---
vignette: >
  %\VignetteIndexEntry{Example: cumulative median}
  %\VignetteEngine{litedown::vignette}
  %\VignetteEncoding{UTF-8}
---

In this vignette we compare two different implementations of the
cumulative median. The cumstats package provides a naive method, which
uses the standard median function in a for loop. Each call to the
standard median function is log-linear, so the total expected
complexity is log-quadratic.

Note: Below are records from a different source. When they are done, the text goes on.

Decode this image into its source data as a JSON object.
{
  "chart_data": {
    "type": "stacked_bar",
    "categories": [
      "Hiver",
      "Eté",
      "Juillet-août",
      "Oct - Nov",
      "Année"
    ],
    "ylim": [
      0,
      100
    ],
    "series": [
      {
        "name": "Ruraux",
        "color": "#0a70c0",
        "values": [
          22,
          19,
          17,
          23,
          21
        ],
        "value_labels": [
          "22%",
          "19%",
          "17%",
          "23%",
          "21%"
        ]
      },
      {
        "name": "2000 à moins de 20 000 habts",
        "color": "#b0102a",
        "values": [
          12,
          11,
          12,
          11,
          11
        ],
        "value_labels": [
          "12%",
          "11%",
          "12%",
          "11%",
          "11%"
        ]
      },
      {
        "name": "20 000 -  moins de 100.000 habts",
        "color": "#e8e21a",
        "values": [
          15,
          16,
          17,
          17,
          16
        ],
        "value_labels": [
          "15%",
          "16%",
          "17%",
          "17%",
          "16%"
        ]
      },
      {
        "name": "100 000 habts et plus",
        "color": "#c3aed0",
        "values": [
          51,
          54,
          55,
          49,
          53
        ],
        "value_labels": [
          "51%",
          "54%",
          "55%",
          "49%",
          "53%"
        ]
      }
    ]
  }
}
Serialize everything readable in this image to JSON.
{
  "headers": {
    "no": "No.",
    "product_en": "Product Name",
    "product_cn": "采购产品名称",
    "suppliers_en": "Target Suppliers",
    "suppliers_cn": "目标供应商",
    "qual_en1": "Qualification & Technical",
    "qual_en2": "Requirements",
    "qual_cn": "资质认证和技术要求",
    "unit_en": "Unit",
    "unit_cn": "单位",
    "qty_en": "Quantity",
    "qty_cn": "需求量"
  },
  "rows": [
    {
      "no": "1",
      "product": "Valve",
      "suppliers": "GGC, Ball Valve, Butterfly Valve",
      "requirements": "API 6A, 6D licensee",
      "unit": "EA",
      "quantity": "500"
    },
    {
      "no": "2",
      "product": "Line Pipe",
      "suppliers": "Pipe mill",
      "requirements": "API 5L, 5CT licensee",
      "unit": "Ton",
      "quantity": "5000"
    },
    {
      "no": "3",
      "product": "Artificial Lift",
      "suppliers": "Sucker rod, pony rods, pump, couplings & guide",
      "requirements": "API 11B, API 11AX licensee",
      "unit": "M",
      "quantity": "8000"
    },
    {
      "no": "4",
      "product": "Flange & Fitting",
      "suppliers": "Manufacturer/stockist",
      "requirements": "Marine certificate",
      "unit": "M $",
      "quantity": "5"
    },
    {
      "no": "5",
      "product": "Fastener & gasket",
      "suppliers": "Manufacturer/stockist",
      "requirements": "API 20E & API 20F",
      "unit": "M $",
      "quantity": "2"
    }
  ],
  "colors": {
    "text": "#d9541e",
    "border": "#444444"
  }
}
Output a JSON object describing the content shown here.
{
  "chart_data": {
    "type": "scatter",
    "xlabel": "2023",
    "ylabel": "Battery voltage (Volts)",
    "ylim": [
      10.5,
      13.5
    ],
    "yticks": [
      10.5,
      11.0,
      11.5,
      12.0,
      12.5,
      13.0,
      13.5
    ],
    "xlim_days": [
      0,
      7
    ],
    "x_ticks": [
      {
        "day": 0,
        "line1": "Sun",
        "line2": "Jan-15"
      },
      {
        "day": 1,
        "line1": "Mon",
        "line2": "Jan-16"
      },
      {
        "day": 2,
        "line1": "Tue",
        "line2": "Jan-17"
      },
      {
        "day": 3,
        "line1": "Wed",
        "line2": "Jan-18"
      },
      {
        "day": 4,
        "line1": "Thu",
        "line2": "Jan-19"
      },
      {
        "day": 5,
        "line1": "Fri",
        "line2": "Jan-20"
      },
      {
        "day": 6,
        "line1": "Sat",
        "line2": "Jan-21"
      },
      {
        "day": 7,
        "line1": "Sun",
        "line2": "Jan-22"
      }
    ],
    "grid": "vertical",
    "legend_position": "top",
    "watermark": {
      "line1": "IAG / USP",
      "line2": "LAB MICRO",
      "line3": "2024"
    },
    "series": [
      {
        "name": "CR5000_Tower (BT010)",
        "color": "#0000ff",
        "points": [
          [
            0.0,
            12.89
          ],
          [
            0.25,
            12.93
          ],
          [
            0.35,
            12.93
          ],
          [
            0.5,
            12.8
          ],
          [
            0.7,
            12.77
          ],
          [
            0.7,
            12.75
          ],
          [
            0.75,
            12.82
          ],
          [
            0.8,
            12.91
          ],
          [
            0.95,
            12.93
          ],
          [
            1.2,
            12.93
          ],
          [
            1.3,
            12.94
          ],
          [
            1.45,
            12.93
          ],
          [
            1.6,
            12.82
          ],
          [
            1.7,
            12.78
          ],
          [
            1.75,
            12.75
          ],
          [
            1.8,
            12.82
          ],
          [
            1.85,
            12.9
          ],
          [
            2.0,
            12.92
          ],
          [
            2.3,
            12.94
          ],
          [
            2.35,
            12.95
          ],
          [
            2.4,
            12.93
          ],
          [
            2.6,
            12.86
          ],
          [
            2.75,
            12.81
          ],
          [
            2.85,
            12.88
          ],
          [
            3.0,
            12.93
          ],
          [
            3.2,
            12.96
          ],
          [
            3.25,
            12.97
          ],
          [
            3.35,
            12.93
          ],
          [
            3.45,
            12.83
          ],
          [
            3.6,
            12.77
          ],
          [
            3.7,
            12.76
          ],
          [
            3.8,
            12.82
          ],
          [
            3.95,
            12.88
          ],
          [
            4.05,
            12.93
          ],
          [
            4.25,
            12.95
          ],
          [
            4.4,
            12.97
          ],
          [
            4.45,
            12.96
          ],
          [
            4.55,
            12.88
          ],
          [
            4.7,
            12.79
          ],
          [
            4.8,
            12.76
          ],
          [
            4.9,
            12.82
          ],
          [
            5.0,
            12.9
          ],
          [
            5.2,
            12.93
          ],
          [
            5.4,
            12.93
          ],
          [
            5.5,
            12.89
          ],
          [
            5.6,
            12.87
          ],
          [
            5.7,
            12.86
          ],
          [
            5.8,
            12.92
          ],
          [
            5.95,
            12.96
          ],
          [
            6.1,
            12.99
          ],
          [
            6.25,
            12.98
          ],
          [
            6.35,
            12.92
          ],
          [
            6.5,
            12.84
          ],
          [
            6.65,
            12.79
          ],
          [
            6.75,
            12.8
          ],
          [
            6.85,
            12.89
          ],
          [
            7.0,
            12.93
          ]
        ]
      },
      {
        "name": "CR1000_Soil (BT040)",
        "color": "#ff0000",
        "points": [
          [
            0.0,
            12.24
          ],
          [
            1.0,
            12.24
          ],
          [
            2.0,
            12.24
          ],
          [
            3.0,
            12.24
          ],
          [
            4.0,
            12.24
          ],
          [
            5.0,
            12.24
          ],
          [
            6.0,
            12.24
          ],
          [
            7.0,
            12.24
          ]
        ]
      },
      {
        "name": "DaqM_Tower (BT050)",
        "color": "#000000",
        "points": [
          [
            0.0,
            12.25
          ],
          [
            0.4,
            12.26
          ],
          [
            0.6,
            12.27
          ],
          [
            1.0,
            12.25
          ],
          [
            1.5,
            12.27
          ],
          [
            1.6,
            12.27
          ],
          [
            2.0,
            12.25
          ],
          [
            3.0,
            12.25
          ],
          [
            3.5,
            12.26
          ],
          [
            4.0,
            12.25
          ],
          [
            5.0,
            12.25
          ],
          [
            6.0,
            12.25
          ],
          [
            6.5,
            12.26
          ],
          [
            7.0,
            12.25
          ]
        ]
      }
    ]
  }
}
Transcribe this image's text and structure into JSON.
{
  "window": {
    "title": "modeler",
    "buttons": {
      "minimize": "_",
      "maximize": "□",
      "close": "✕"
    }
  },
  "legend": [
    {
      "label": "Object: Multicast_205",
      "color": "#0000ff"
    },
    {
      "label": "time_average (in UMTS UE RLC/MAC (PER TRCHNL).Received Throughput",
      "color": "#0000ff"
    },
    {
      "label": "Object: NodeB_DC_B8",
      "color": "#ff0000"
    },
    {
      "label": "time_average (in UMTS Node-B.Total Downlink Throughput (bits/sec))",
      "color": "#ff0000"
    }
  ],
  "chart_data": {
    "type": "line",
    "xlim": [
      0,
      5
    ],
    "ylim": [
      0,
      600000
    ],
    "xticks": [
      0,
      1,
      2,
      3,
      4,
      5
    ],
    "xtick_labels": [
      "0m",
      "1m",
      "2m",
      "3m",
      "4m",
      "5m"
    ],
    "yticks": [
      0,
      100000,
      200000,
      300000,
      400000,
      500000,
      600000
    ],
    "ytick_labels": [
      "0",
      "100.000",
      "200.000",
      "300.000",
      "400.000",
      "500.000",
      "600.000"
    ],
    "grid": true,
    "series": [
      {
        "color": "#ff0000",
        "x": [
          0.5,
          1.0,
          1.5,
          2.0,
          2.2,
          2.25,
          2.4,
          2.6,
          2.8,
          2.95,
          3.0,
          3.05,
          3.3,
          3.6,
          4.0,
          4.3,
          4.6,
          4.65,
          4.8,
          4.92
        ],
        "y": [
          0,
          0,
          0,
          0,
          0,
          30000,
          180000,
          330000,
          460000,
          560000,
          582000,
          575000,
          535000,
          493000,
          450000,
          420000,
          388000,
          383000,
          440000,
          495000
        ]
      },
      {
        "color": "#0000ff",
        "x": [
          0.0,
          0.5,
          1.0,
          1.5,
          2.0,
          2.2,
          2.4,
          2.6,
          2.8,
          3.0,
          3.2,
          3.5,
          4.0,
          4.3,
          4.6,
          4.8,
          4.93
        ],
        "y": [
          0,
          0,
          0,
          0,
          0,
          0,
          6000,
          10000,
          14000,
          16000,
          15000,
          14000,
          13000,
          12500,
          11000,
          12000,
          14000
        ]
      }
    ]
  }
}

The binsegRcpp package provides a
different implementation that uses a log-linear algorithm, previously
described in [the 2017 NeurIPS research paper Maximum Margin Interval
Trees by Alexandre Drouin, Toby Hocking, Francois
Laviolette](https://proceedings.neurips.cc/paper/2017/hash/2288f691b58edecadcc9a8691762b4fd-Abstract.html).

```{r}
## copied from library(cumstats), thanks @TimTaylor, https://github.com/tdhock/atime/issues/89
cummedian <- function(x) sapply(seq_along(x), function(k, z) median(z[1:k]), z = x)
expr.list <- c(
  if(requireNamespace("binsegRcpp"))atime::atime_grid(
    "binsegRcpp::cum_median"=binsegRcpp::cum_median(data.vec)),
  atime::atime_grid(
    cumsum=cumsum(data.vec),
    cummedian=cummedian(data.vec)))
atime.list <- atime::atime(
  N=2^seq(1, 20),
  setup={
    set.seed(1)
    data.vec <- rnorm(N)
  },
  result=TRUE,
  expr.list=expr.list,
  times=5)
plot(atime.list)
```

```{r}
(best.list <- atime::references_best(atime.list))
## try() to avoid CRAN error 'from' must be a finite number, on
## https://www.stats.ox.ac.uk/pub/bdr/Rblas/README.txt, due to
## https://github.com/r-lib/scales/issues/307
plot(best.list)
```

Exercise for the reader: increase `seconds.limit` and max `N` until
you can clearly show that `binsegRcpp::cum_median` should be the
preferred method for computing the cumulative median.